Chekhov's Gooseberries is one of three linked stories featuring the old vet Ivan Ivanich, high school teacher Burkin, and reluctant country farmer Alekhin.  Ivan Ivanich and Burkin are on a walking holiday together, and the men tell stories to pass the time. Burkin’s tale features in The Man in a Case, Ivan Ivanich’s in Gooseberries and Alekhin’s in About Love.

Each tale within a tale illuminates a problem, an aspect of life: The Man in a Case is about a man who shields himself from life with external protections and coverings: galoshes, an umbrella but also inflexible and judgemental attitudes than eventually cause his undoing. Ivan Ivanich’s tale is about a brother who acts most unscrupulously in pursuit of his dream of country life and growing his own gooseberries; and Alekin’s tale is about the pointlessness of undeclared love.

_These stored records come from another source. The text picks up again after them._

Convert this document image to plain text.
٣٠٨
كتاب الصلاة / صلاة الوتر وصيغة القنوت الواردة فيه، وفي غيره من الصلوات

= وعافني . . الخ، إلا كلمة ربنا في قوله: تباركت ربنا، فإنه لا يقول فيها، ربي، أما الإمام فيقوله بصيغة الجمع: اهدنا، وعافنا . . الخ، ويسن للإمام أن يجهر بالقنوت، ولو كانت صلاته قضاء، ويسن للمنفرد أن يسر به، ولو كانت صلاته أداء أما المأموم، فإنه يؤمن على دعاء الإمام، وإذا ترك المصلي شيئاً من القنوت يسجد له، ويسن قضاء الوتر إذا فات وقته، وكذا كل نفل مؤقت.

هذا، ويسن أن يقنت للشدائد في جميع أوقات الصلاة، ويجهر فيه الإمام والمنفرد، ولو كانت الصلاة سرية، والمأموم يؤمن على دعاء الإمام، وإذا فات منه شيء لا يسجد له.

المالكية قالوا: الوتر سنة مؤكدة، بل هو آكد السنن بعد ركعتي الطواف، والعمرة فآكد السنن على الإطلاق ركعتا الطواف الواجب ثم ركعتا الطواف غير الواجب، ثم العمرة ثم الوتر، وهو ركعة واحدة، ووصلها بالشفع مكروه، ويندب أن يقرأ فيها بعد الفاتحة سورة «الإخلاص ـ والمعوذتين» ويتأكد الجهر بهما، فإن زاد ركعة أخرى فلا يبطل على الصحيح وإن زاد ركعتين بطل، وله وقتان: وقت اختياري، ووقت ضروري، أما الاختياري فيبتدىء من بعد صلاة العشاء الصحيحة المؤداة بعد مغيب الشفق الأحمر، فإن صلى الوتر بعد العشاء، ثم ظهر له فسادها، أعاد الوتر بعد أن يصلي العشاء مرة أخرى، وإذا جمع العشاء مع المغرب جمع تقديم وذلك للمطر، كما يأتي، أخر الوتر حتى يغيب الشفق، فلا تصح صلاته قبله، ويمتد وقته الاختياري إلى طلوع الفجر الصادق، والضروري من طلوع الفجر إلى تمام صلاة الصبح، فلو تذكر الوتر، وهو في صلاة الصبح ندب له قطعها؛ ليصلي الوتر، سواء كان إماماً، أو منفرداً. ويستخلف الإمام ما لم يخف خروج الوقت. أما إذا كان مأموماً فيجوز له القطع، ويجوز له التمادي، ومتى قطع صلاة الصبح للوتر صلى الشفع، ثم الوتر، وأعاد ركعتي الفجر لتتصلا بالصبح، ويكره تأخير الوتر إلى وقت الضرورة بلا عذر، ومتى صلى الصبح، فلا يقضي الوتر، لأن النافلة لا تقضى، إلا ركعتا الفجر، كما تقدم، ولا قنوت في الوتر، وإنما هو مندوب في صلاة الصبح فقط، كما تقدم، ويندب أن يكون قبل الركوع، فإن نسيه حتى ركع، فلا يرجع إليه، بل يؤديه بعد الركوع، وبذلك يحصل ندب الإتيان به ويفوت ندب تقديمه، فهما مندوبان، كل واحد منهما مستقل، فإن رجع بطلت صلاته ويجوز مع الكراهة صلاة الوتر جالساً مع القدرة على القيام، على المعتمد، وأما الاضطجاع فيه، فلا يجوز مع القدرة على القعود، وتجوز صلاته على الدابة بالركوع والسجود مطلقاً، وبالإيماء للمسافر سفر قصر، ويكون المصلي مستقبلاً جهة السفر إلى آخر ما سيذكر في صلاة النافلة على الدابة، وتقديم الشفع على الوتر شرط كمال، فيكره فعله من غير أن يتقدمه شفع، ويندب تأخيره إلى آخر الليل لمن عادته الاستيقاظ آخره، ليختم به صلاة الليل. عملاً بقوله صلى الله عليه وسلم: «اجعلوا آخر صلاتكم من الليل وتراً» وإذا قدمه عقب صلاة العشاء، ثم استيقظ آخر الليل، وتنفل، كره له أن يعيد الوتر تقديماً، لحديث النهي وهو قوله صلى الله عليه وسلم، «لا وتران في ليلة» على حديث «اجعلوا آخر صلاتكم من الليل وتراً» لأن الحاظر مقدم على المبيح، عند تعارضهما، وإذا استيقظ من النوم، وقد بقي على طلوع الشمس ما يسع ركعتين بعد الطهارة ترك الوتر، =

Gooseberries has ambiguity in spadeloads, and nothing that resembles a traditional plot. It feels perplexing if you read it as a standalone story, but with its companions it makes more sense, though we are left with a tangle of ideas, no moral.  FrancineProse writes: “I have often thought that Chekhov stories should not be read singly, but as separate parts of a whole. For like life, they present contradictory views, opposing visions.” I find this profoundly reassuring: it’s not just my leaning towards longer narrative: these stories make more sense when read together – and if Francine Prose says so it MUST be true.

Prose says Chekhov breaks all the rules she tried to teach her creative writing students. Instead they have “the impact of direct experience” as one blogger describes it.
As writers perhaps the greatest lesson we can learn from Chekhov is to learn to observe and absorb life, and reflect something of its mysteries back on the page.